What I don't get is how you go from a Java instance to a flatbuffer...
Because, make no mistake, the costly processing is the serialization. In
flatbuffer, how is this serialization done ?

For instance, in ApacheDS, we serialize entries and other data using our
own implementation, not depending on any Java default serialization
(through reflection). the gain is massive. That's what I don't get :
what's the flatbuffers offer that is better than what we do when
serializing 'by hand' ?



RE: A default backend based on Google FlatBuffers?

Posted by "Zheng, Kai" <ka...@intel.com>.
Thanks Emmanuel for the feedback.

Yeah, it needs encoding, that means the flatbuffers format should be used to store entries.

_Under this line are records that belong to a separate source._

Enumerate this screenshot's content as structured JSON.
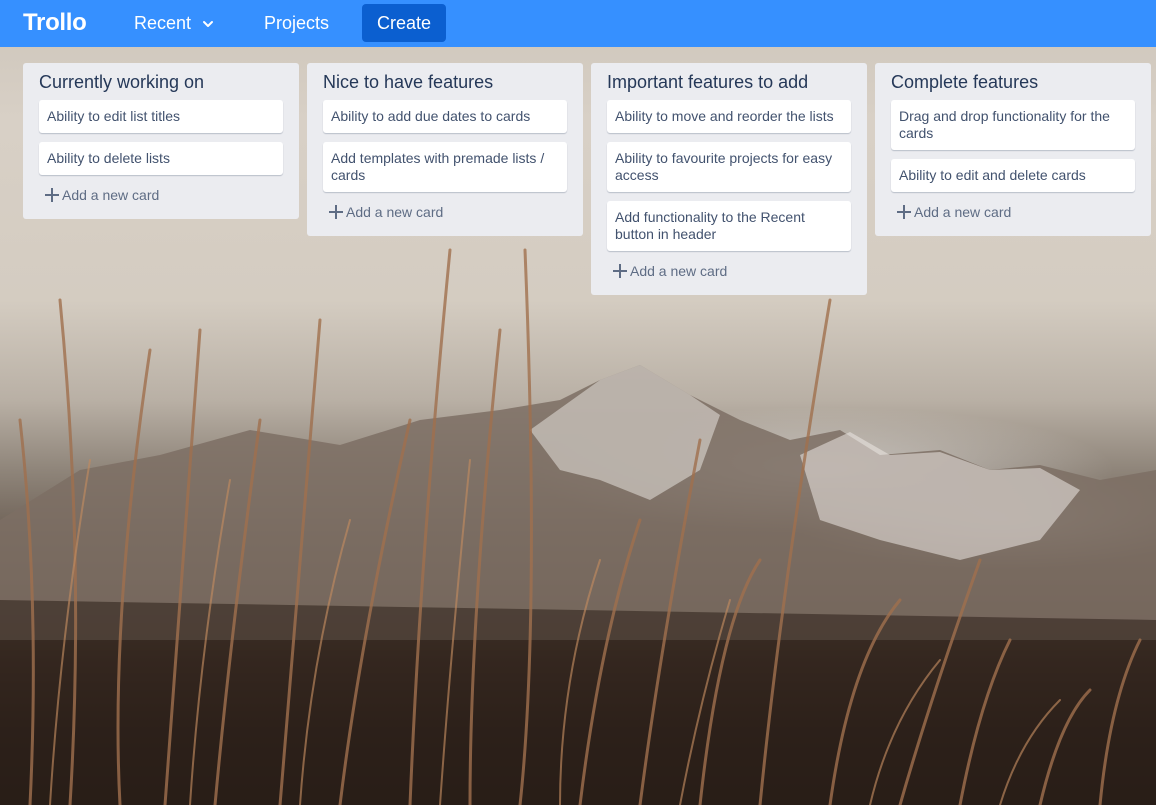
{
  "header": {
    "logo": "Trollo",
    "recent_label": "Recent",
    "projects_label": "Projects",
    "create_label": "Create",
    "background_color": "#3690ff",
    "create_button_color": "#0b5fd0"
  },
  "lists": [
    {
      "title": "Currently working on",
      "cards": [
        "Ability to edit list titles",
        "Ability to delete lists"
      ],
      "add_card_label": "Add a new card"
    },
    {
      "title": "Nice to have features",
      "cards": [
        "Ability to add due dates to cards",
        "Add templates with premade lists / cards"
      ],
      "add_card_label": "Add a new card"
    },
    {
      "title": "Important features to add",
      "cards": [
        "Ability to move and reorder the lists",
        "Ability to favourite projects for easy access",
        "Add functionality to the Recent button in header"
      ],
      "add_card_label": "Add a new card"
    },
    {
      "title": "Complete features",
      "cards": [
        "Drag and drop functionality for the cards",
        "Ability to edit and delete cards"
      ],
      "add_card_label": "Add a new card"
    }
  ],
  "icons": {
    "recent_dropdown": "chevron-down-icon",
    "add_card": "plus-icon"
  },
  "list_background_color": "#ebecf0",
  "background_image": "mountains-and-grass-photo"
}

It does avoid decoding data, because it operates directly on the binary data. In details, one may mmap loads the content from a file and gets a bytebuffer. Then all the entries can be looked up directly on the bytebuffer. As you said one may find an entry efficiently, I thought a mapping from key to the start address of the corresponding object would be required. Given the start address of the object, then all the fields of the object can be directly retrieved without any decoding.

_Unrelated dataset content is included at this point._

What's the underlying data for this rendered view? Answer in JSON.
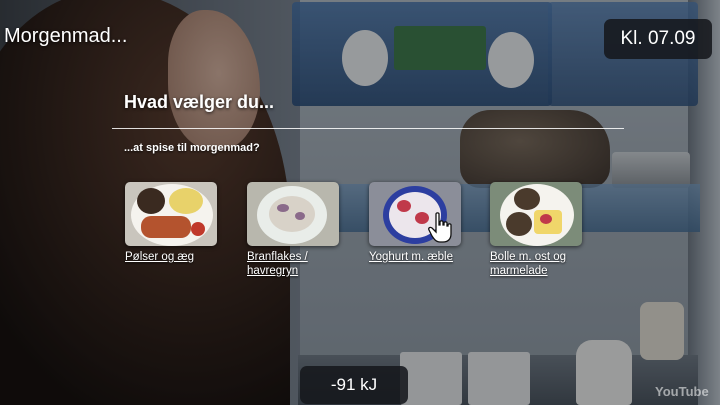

Please take your time to read the doc, I thought it's interesting. Hope it helps in our projects.

You're right, better to have some prototype. Code talks. I will have some try.

Regards,
Kai

-----Original Message-----
From: Emmanuel Lécharny [mailto:elecharny@gmail.com] 
Sent: Saturday, September 19, 2015 2:55 PM
To: Apache Directory Developers List <de...@directory.apache.org>
Subject: Re: A default backend based on Google FlatBuffers?

Le 19/09/15 02:05, Zheng, Kai a écrit :
> Hi,
>
> How would you like google flatbuffers? It's performance is super cool! It eliminate decoding at all! I'm thinking about a built-in and default backend for Kerby based on the format. Existing backends are only suitable in some cases, but a default backend like kdb used in MIT KDC would be desired for a production deployment for Kerby KDC in future. Mention it in case it's also useful in some other components.

I still don't get what it brings. At some point, you still have to serialize/deserialize data, and if you want to be efficient, you need a way to find data efficiently (ie, without parsing all the file).

Give me a couple of days to look at the documentation. At some point, some prototype would certainly be useful.



Re: A default backend based on Google FlatBuffers?

Posted by Emmanuel Lécharny <el...@gmail.com>.
Le 19/09/15 02:05, Zheng, Kai a écrit :
> Hi,
>
> How would you like google flatbuffers? It's performance is super cool! It eliminate decoding at all! I'm thinking about a built-in and default backend for Kerby based on the format. Existing backends are only suitable in some cases, but a default backend like kdb used in MIT KDC would be desired for a production deployment for Kerby KDC in future. Mention it in case it's also useful in some other components.

I still don't get what it brings. At some point, you still have to
serialize/deserialize data, and if you want to be efficient, you need a
way to find data efficiently (ie, without parsing all the file).

Give me a couple of days to look at the documentation. At some point,
some prototype would certainly be useful.